ACCORDING to CISA, the Known Exploited Vulnerabilities (KEV) Catalog has been updated with four dangerous new entries, signalling active weaponisation of flaws in widely used developer tools and enterprise platforms.
Topping the list is Versa Concerto (CVE-2025-34026), an authentication bypass with a CVSS of 9.2 that lets attackers bypass login screens via a misconfiguration in the Traefik reverse proxy, giving access to administrative endpoints and heap dumps and trace logs through the internal Actuator endpoint in versions 12.1.2 to 12.2.0.

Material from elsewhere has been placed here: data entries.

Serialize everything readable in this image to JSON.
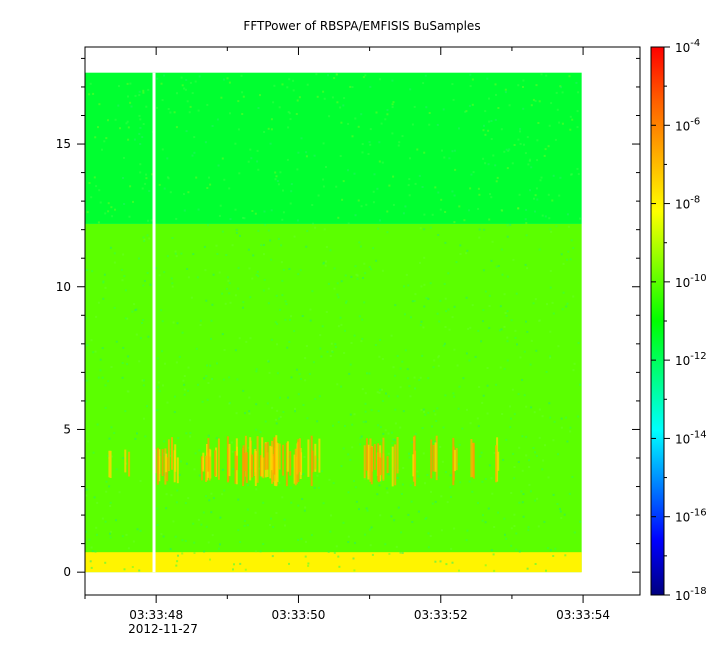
{
  "chart_data": {
    "type": "heatmap",
    "title": "FFTPower of RBSPA/EMFISIS  BuSamples",
    "xlabel": "",
    "ylabel": "",
    "x_ticks": [
      {
        "label": "03:33:48",
        "sublabel": "2012-11-27"
      },
      {
        "label": "03:33:50",
        "sublabel": ""
      },
      {
        "label": "03:33:52",
        "sublabel": ""
      },
      {
        "label": "03:33:54",
        "sublabel": ""
      }
    ],
    "xlim_seconds_after_03_33_47": [
      0.0,
      7.8
    ],
    "data_x_range_seconds_after_03_33_47": [
      0.0,
      6.98
    ],
    "ylim": [
      -0.8,
      18.4
    ],
    "y_ticks": [
      0,
      5,
      10,
      15
    ],
    "y_tick_labels": [
      "0",
      "5",
      "10",
      "15"
    ],
    "colorbar": {
      "scale": "log",
      "range": [
        1e-18,
        0.0001
      ],
      "tick_labels": [
        {
          "base": "10",
          "exp": "-4"
        },
        {
          "base": "10",
          "exp": "-6"
        },
        {
          "base": "10",
          "exp": "-8"
        },
        {
          "base": "10",
          "exp": "-10"
        },
        {
          "base": "10",
          "exp": "-12"
        },
        {
          "base": "10",
          "exp": "-14"
        },
        {
          "base": "10",
          "exp": "-16"
        },
        {
          "base": "10",
          "exp": "-18"
        }
      ],
      "colors": [
        "#00007f",
        "#0000ff",
        "#0080ff",
        "#00ffff",
        "#00ff80",
        "#00ff00",
        "#80ff00",
        "#ffff00",
        "#ffb000",
        "#ff6000",
        "#ff0000"
      ]
    },
    "regions": [
      {
        "name": "background-low-band",
        "y_range": [
          0,
          12.2
        ],
        "power": 1e-10
      },
      {
        "name": "background-high-band",
        "y_range": [
          12.2,
          17.5
        ],
        "power": 3e-12
      },
      {
        "name": "bottom-bright-band",
        "y_range": [
          0,
          0.7
        ],
        "power": 1e-08
      },
      {
        "name": "wave-burst-band",
        "y_range": [
          3.0,
          4.8
        ],
        "power": 1e-07
      }
    ],
    "data_gap_seconds_after_03_33_47": 0.97
  }
}
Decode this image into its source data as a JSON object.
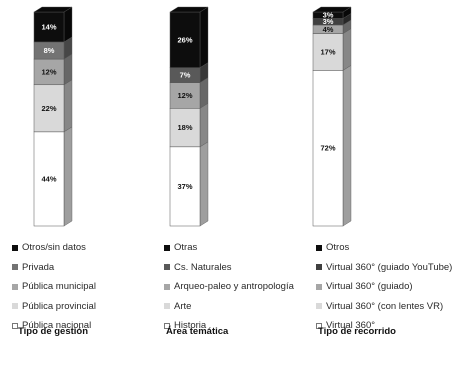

Also flagged is a malicious code injection in eslint-config-prettier (CVE-2025-54313) with embedded malware in specific versions (8.10.1, 9.1.1, 10.1.6, 10.1.7) that executes an install[.]js file and launches node-gyp[.]dll on Windows. A high‑severity Local File Inclusion in Synacor Zimbra Collaboration Suite (CVE-2025-68645) affects Webmail Classic UI on versions 10.0 and 10.1, allowing unauthenticated remote attackers to include arbitrary files from the WebRoot.
Rounding out the list is an improper access control in Vite (CVE-2025-31125), enabling reading of arbitrary files when the dev server is exposed externally. Federal agencies have a deadline of 12 February 2026 to patch these systems, with private organisations urged to act immediately.